Your estate plan is essential for managing your wealth while you are alive and distributing it after your death. Such an impactful set of documents should be kept up to date to ensure that your legacy, both financial and otherwise, is passed on in accordance with your wishes and that your beneficiaries receive their benefits as smoothly as possible.
With that in mind, you should review your estate plan at least annually. These questions should help you decide if now is the right time to revisit your estate plan.
- When did you last update your will and other estate planning documents? Has the value of your assets changed since that time? If its been several years since you’ve updated your will and other estate planning documents, chances are you’ve experienced changes that could impact your estate plan. Additionally, if your assets have increased since you last updated your estate planning documents, you may be in a position to take advantage of some tax saving estate planning techniques that weren’t necessary when you last updated your estate planning documents.

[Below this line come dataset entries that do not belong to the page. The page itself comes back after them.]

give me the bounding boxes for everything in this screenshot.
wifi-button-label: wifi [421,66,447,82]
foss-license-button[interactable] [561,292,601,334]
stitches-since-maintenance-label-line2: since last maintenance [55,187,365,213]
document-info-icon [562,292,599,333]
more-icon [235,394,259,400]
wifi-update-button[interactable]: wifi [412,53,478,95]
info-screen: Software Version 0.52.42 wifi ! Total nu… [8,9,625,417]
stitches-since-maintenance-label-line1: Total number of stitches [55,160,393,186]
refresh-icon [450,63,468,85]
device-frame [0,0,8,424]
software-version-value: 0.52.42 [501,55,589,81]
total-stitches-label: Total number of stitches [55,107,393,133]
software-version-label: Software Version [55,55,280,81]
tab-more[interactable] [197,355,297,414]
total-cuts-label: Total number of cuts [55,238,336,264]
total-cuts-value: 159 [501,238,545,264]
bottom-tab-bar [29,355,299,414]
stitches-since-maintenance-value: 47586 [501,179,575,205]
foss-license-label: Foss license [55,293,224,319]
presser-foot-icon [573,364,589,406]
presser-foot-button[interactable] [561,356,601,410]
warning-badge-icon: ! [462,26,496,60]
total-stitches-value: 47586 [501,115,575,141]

- Has your family structure changed? (Death, marriage, divorce, birth of a child or grandchild, etc.) As your family evolves, so should your estate planning documents. With every change in your family structure it is important to reevaluate your beneficiaries, trustees, successor trustees, executors/personal representatives, and agents under powers of attorney. The birth or adoption of a child or grandchild may call for the creation of gifting trusts, 529 education plans, gifting plans, or Uniform Gifts to Minors Act accounts.

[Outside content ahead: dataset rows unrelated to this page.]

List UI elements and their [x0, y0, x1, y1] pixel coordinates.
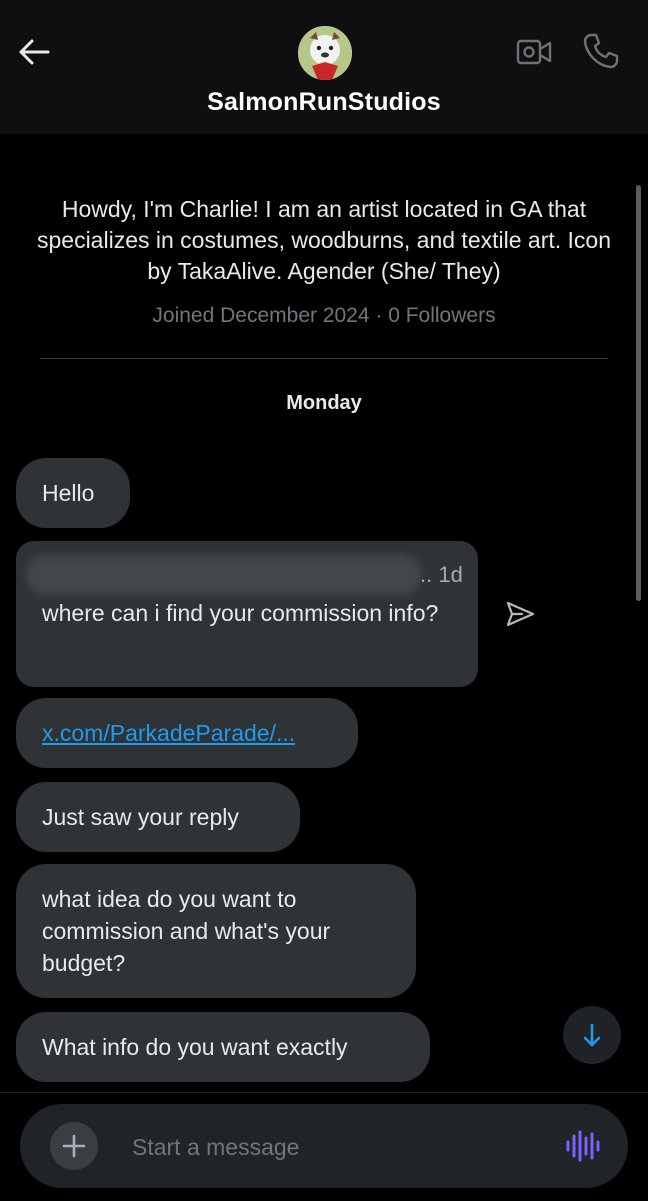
scroll-to-bottom-button[interactable]: [563, 1006, 621, 1064]
message-composer: [20, 1104, 628, 1188]
message-bubble[interactable]: What info do you want exactly: [16, 1012, 430, 1082]
arrow-left-icon: [19, 39, 50, 65]
message-bubble[interactable]: Just saw your reply: [16, 782, 300, 852]
send-icon: [506, 601, 535, 627]
add-media-button[interactable]: [50, 1122, 98, 1170]
message-bubble[interactable]: what idea do you want to commission and …: [16, 864, 416, 998]
back-button[interactable]: [14, 32, 54, 72]
message-text: Hello: [42, 480, 95, 506]
message-text: What info do you want exactly: [42, 1034, 348, 1060]
divider: [40, 358, 608, 359]
avatar-image: [298, 26, 352, 80]
quoted-message-bubble[interactable]: .. 1d where can i find your commission i…: [16, 541, 478, 687]
message-link[interactable]: x.com/ParkadeParade/...: [42, 720, 295, 746]
voice-waveform-icon: [566, 1130, 600, 1162]
profile-meta: Joined December 2024 · 0 Followers: [152, 304, 496, 327]
avatar[interactable]: [298, 26, 352, 80]
message-input[interactable]: [130, 1126, 534, 1168]
phone-icon: [583, 33, 619, 69]
message-text: where can i find your commission info?: [42, 600, 439, 626]
plus-icon: [62, 1134, 86, 1158]
arrow-down-icon: [583, 1023, 601, 1047]
conversation-header: SalmonRunStudios: [0, 0, 648, 134]
phone-call-button[interactable]: [580, 30, 622, 72]
voice-message-button[interactable]: [562, 1126, 602, 1166]
redacted-text: [26, 555, 422, 595]
message-bubble[interactable]: x.com/ParkadeParade/...: [16, 698, 358, 768]
video-call-button[interactable]: [514, 32, 554, 72]
message-text: Just saw your reply: [42, 804, 239, 830]
scrollbar[interactable]: [636, 185, 641, 601]
profile-bio: Howdy, I'm Charlie! I am an artist locat…: [36, 196, 611, 284]
date-separator: Monday: [286, 392, 362, 414]
message-bubble[interactable]: Hello: [16, 458, 130, 528]
conversation-username: SalmonRunStudios: [207, 88, 441, 116]
message-text: what idea do you want to commission and …: [42, 886, 331, 976]
quoted-message-time: .. 1d: [420, 562, 463, 587]
share-button[interactable]: [504, 598, 536, 630]
video-camera-icon: [516, 39, 552, 65]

- Do you know where your original, signed wills and other estate planning documents are located? Do your closest family members know where your original documents and copies are kept? It is essential to know where your original estate planning documents are located and that your loved ones know where they can find them. During the probate process, the Probate Court will require that the family produce the original will of the deceased. While possible to probate a copy of a will, it is considerable more difficult and costly. If you don’t know where your original documents are, it may be time to update your documents.

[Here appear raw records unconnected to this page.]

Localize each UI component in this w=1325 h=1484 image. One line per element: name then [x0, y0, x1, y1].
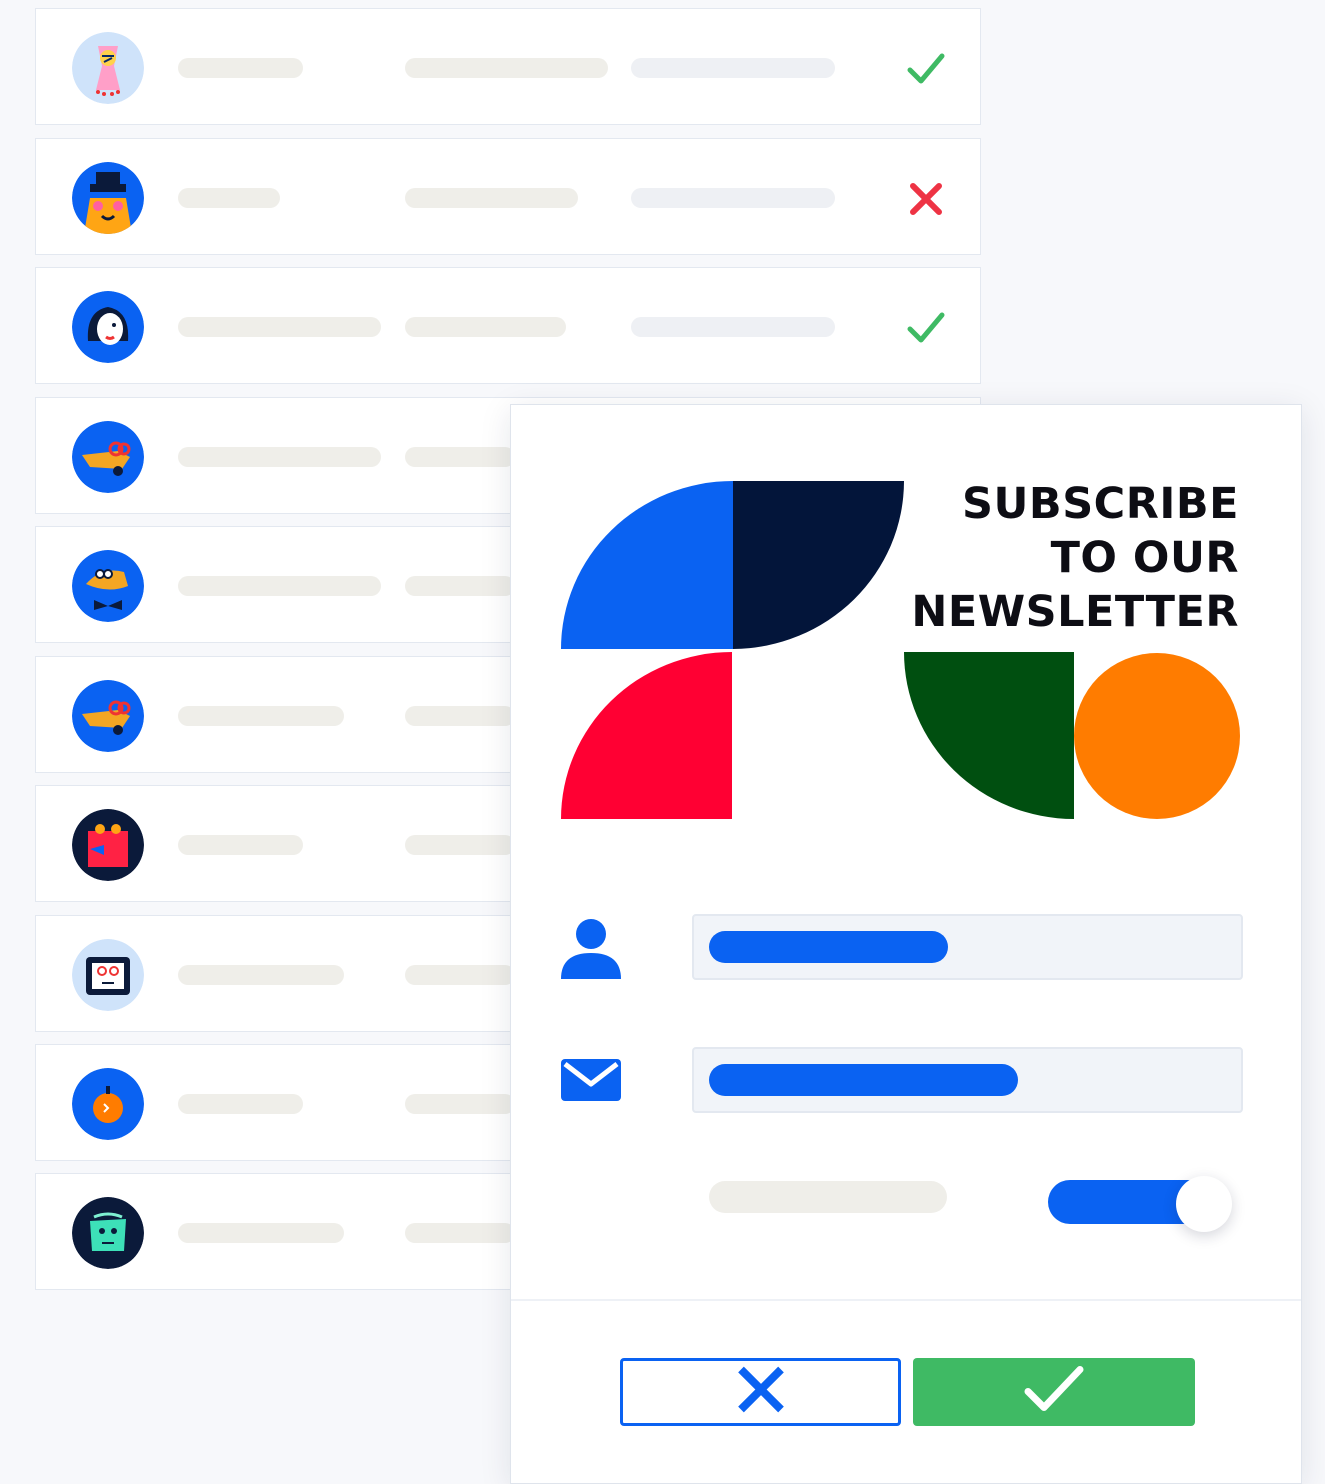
confirm-button[interactable]	[913, 1358, 1195, 1426]
name-placeholder	[178, 1223, 344, 1243]
title-line: NEWSLETTER	[911, 587, 1239, 637]
dialog-title: SUBSCRIBE TO OUR NEWSLETTER	[911, 477, 1239, 639]
info-placeholder	[631, 317, 835, 337]
name-input[interactable]	[692, 914, 1243, 980]
detail-placeholder	[405, 58, 608, 78]
avatar-pink-figure	[72, 32, 144, 104]
name-placeholder	[178, 706, 344, 726]
title-line: TO OUR	[1050, 533, 1239, 583]
email-input-value	[709, 1064, 1018, 1096]
close-icon	[735, 1364, 787, 1421]
avatar-duck-bowtie	[72, 550, 144, 622]
detail-placeholder	[405, 965, 515, 985]
detail-placeholder	[405, 1223, 515, 1243]
check-icon	[904, 306, 948, 350]
name-placeholder	[178, 188, 280, 208]
mail-icon	[559, 1051, 623, 1115]
art-navy-quarter	[733, 481, 904, 649]
art-orange-circle	[1074, 653, 1240, 819]
name-input-value	[709, 931, 948, 963]
info-placeholder	[631, 58, 835, 78]
cancel-button[interactable]	[620, 1358, 901, 1426]
info-placeholder	[631, 188, 835, 208]
avatar-pumpkin	[72, 1068, 144, 1140]
avatar-girl-face	[72, 291, 144, 363]
detail-placeholder	[405, 1094, 515, 1114]
user-icon	[559, 917, 623, 981]
name-placeholder	[178, 576, 381, 596]
list-item[interactable]	[35, 138, 981, 255]
name-placeholder	[178, 58, 303, 78]
detail-placeholder	[405, 576, 515, 596]
avatar-red-robot	[72, 809, 144, 881]
detail-placeholder	[405, 835, 515, 855]
avatar-tv-face	[72, 939, 144, 1011]
list-item[interactable]	[35, 267, 981, 384]
art-blue-quarter	[561, 481, 733, 649]
email-input[interactable]	[692, 1047, 1243, 1113]
avatar-dog-glasses	[72, 421, 144, 493]
detail-placeholder	[405, 317, 566, 337]
name-placeholder	[178, 965, 344, 985]
footer-divider	[511, 1299, 1301, 1301]
art-green-quarter	[904, 652, 1074, 819]
check-icon	[1024, 1364, 1084, 1421]
toggle-label-placeholder	[709, 1181, 947, 1213]
cross-icon	[904, 177, 948, 221]
detail-placeholder	[405, 447, 515, 467]
avatar-hat-face	[72, 162, 144, 234]
toggle-knob[interactable]	[1176, 1176, 1232, 1232]
avatar-dog-glasses	[72, 680, 144, 752]
name-placeholder	[178, 1094, 303, 1114]
name-placeholder	[178, 447, 381, 467]
name-placeholder	[178, 317, 381, 337]
list-item[interactable]	[35, 8, 981, 125]
detail-placeholder	[405, 706, 515, 726]
title-line: SUBSCRIBE	[962, 479, 1239, 529]
art-red-quarter	[561, 652, 732, 819]
detail-placeholder	[405, 188, 578, 208]
avatar-teal-face	[72, 1197, 144, 1269]
newsletter-dialog: SUBSCRIBE TO OUR NEWSLETTER	[510, 404, 1302, 1484]
name-placeholder	[178, 835, 303, 855]
consent-toggle[interactable]	[1048, 1176, 1244, 1232]
check-icon	[904, 47, 948, 91]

- Are the executors, trustees and guardians listed in your will still the best possible lineup to carry out your wishes? People move and relationships change – the people you named in your will to carry out your wishes may no longer be the best choices. Your best friends who you named as guardians for your children may have been the best choice at the time you initially did your estate planning, but what if they’ve moved across the county or divorced? Are they still the best option to care for your children?
- Have you acquired any unique assets that require special attention but are not addressed in your current documents? Assets like business interests, family vacation property, and art, wine, and gun collections are examples of unique assets that require special planning. If your current documents don’t specifically address these assets, you may benefit from available planning tools.
- Are your beneficiary designations up to date for assets that do not pass under a will, such as life insurance policies, individual retirement accounts, and 401(k) accounts? After a marriage, divorce or death it is essential to update your beneficiary designations. In many cases, a person will want to designate their spouse as a beneficiary. In event of a divorce, they will often wish to change who receives benefits upon their death. However, after drawn out divorce proceedings updating key beneficiary designations to reflect the desired changes is often forgotten.
- Are there any aspects of your planning that may cause disagreement within your family if not specially addressed? Family feuds often occur over inheritances, resulting in lengthy, painful, and costly litigation for everyone involved. With careful estate planning, future family conflicts can be avoided. If has come to your attention that there is an aspect of your planning that could cause conflict, don’t delay dealing with it. Act now to revise your planning to save your family from the pain and expense of a dispute over your wishes.
- Are you still comfortable with the ages that you previously selected for your children to receive their inheritances outright? Whether the amount of the inheritance is $10 million or $10,000, not everyone is equipped to handle a windfall of cash. The appropriate age to receive an inheritance depends on the beneficiary: how has the beneficiary managed their money in the past? Are there any concerns about substance abuse or gambling? Does the beneficiary have alimony or other financial obligations that need to be addressed? Does the beneficiary run a business that has a high risk of being sued? Knowing what you know now about your children, you can determine if you are still comfortable if the ages you previously selected or if you need to update your documents to modify the ages which you children will get access to assets.
- Do you have both financial and health care powers of attorney in place to allow your loved ones to make decisions on your behalf if needed? Many people assume that a will is the only estate planning they need to do. While writing a will is a crucial part of the estate planning process, it is far from being the only part. In addition to dividing your assets after death, it is essential to make plans for yourself while you are alive. Often people suffer illness or injuries that make it impossible for them to make the necessary plans. Financial and health care powers of attorney will establish who will take care of your financial decisions and your medical decisions if you are incapacitated and unable to make these decisions on your own. After reviewing these questions, if you have any questions or concerns about your current estate planning documents it is a good time to meet with an estate planning attorney to review what you have in place and make a plan to address your concerns.
Knowing the reasons why you may need to have your will updated helps you keep your estate plan current so that you achieve all of your goals and maximize the value of your assets for your loved ones.